Lyra se arrodilló, mirando hacia el horizonte.
—Mi abuela me contaba su historia cuando era niña.
—¿De Drakthor?
Ella asintió.
—Decía que no era un hombre. Que fue el precio que el Imperio pagó por su gloria. Lo crearon para aplastar ejércitos enteros, y lo consiguieron. Pero cuando la guerra terminó, no supieron cómo detenerlo.
Kael la miró.
—Entonces… sigue obedeciendo órdenes que nadie dio.
—Exacto. Marcha porque su cuerpo no sabe hacer otra cosa.
—Una máquina con alma humana.
—O un hombre con un alma vacía —respondió ella.
El eco de otro golpe resonó en la distancia. Más fuerte.
La grieta vibró.
Kael cerró los ojos; el fragmento en su pecho comenzó a emitir luz.
El aire se cargó de energía.
“Conductor…”
La voz resonó dentro de su cabeza, profunda, metálica, ancestral.
“El ciclo continúa.”
Kael apretó los dientes.
Lyra lo sujetó por el hombro.
—¿Qué ocurre?
—Él lo siente. —La voz de Kael era apenas un susurro—. Drakthor lo siente. El fragmento lo está llamando.
El suelo tembló con un estruendo ensordecedor.
Desde el horizonte, una columna de polvo se elevó hacia el cielo.
Y aunque no podían verlo, el sonido lo decía todo: el mundo estaba siendo pisado de nuevo.
Horas después, cuando el temblor cesó, salieron de la grieta.
El sol moría detrás de las nubes rojas, y en el cielo flotaban fragmentos de ceniza que caían como nieve ardiente.
Lyra miró hacia el norte.
—¿Crees que algún día se detenga?
Kael tardó en responder.
—No.
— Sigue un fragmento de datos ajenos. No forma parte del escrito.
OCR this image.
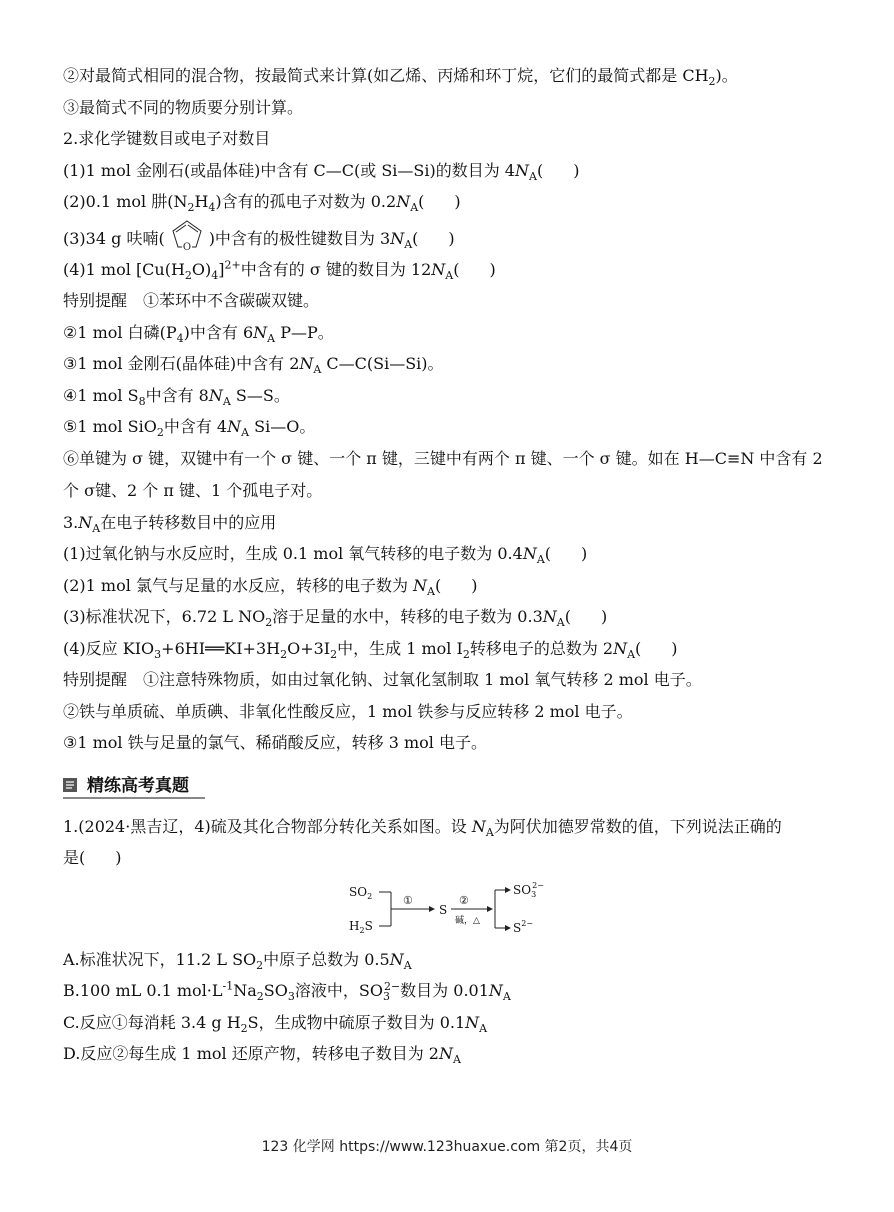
②对最简式相同的混合物，按最简式来计算(如乙烯、丙烯和环丁烷，它们的最简式都是 $CH_2$)。
③最简式不同的物质要分别计算。
2.求化学键数目或电子对数目
(1)1 mol 金刚石(或晶体硅)中含有 C—C(或 Si—Si)的数目为 $4N_A$( )
(2)0.1 mol 肼$(N_2H_4)$含有的孤电子对数为 $0.2N_A$( )
(3)34 g 呋喃( O )中含有的极性键数目为 $3N_A$( )
(4)1 mol $[Cu(H_2O)_4]^{2+}$中含有的 σ 键的数目为 $12N_A$( )
特别提醒　①苯环中不含碳碳双键。
②1 mol 白磷$(P_4)$中含有 $6N_A$ P—P。
③1 mol 金刚石(晶体硅)中含有 $2N_A$ C—C(Si—Si)。
④1 mol $S_8$中含有 $8N_A$ S—S。
⑤1 mol SiO$_2$中含有 $4N_A$ Si—O。
⑥单键为 σ 键，双键中有一个 σ 键、一个 π 键，三键中有两个 π 键、一个 σ 键。如在 H—C≡N 中含有 2 个 σ键、2 个 π 键、1 个孤电子对。
$3.N_A$在电子转移数目中的应用
(1)过氧化钠与水反应时，生成 0.1 mol 氧气转移的电子数为 $0.4N_A$( )
(2)1 mol 氯气与足量的水反应，转移的电子数为 $N_A$( )
(3)标准状况下，6.72 L $NO_2$溶于足量的水中，转移的电子数为 $0.3N_A$( )
(4)反应 $KIO_3+6HI══KI+3H_2O+3I_2$中，生成 1 mol $I_2$转移电子的总数为 $2N_A$( )
特别提醒　①注意特殊物质，如由过氧化钠、过氧化氢制取 1 mol 氧气转移 2 mol 电子。
②铁与单质硫、单质碘、非氧化性酸反应，1 mol 铁参与反应转移 2 mol 电子。
③1 mol 铁与足量的氯气、稀硝酸反应，转移 3 mol 电子。
精练高考真题
1.(2024·黑吉辽，4)硫及其化合物部分转化关系如图。设 $N_A$为阿伏加德罗常数的值，下列说法正确的
是( )
$SO_2$
$H_2S$
①
S
②
碱，△
$SO_32-$
$S^{2-}$
A.标准状况下，11.2 L $SO_2$中原子总数为 $0.5N_A$
B.100 mL 0.1 $mol\cdot L^{-1}Na_2SO_3$溶液中，$SO_3^{2-}$数目为 $0.01N_A$
C.反应①每消耗 3.4 g $H_2S$，生成物中硫原子数目为 $0.1N_A$
D.反应②每生成 1 mol 还原产物，转移电子数目为 $2N_A$
123 化学网 https://www.123huaxue.com 第2页，共4页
Drakthor no se detendrá.
—Entonces, ¿por qué seguimos avanzando?
Él giró hacia ella, cansado, pero con una chispa en los ojos.
—Porque alguien debe hacerlo. Si el Corazón lo hizo marchar, también puede hacerlo descansar.
Lyra guardó silencio.
El viento sopló, y por un momento creyó escuchar un rugido lejano, mezcla de metal y dolor.
No era el rugido de un monstruo.
Era el lamento de algo que nunca quiso serlo.
Esa noche acamparon bajo un cielo que ardía de ceniza.
Kael no dormía; el fragmento seguía latiendo, sincronizado con los golpes distantes de Drakthor.
Lyra lo observó en silencio.
—¿Te da miedo? —preguntó.
Kael sonrió débilmente.
—No sé si miedo es la palabra.
—¿Entonces qué?
—Tal vez… respeto.
Ella se acercó al fuego, el reflejo anaranjado iluminando su rostro.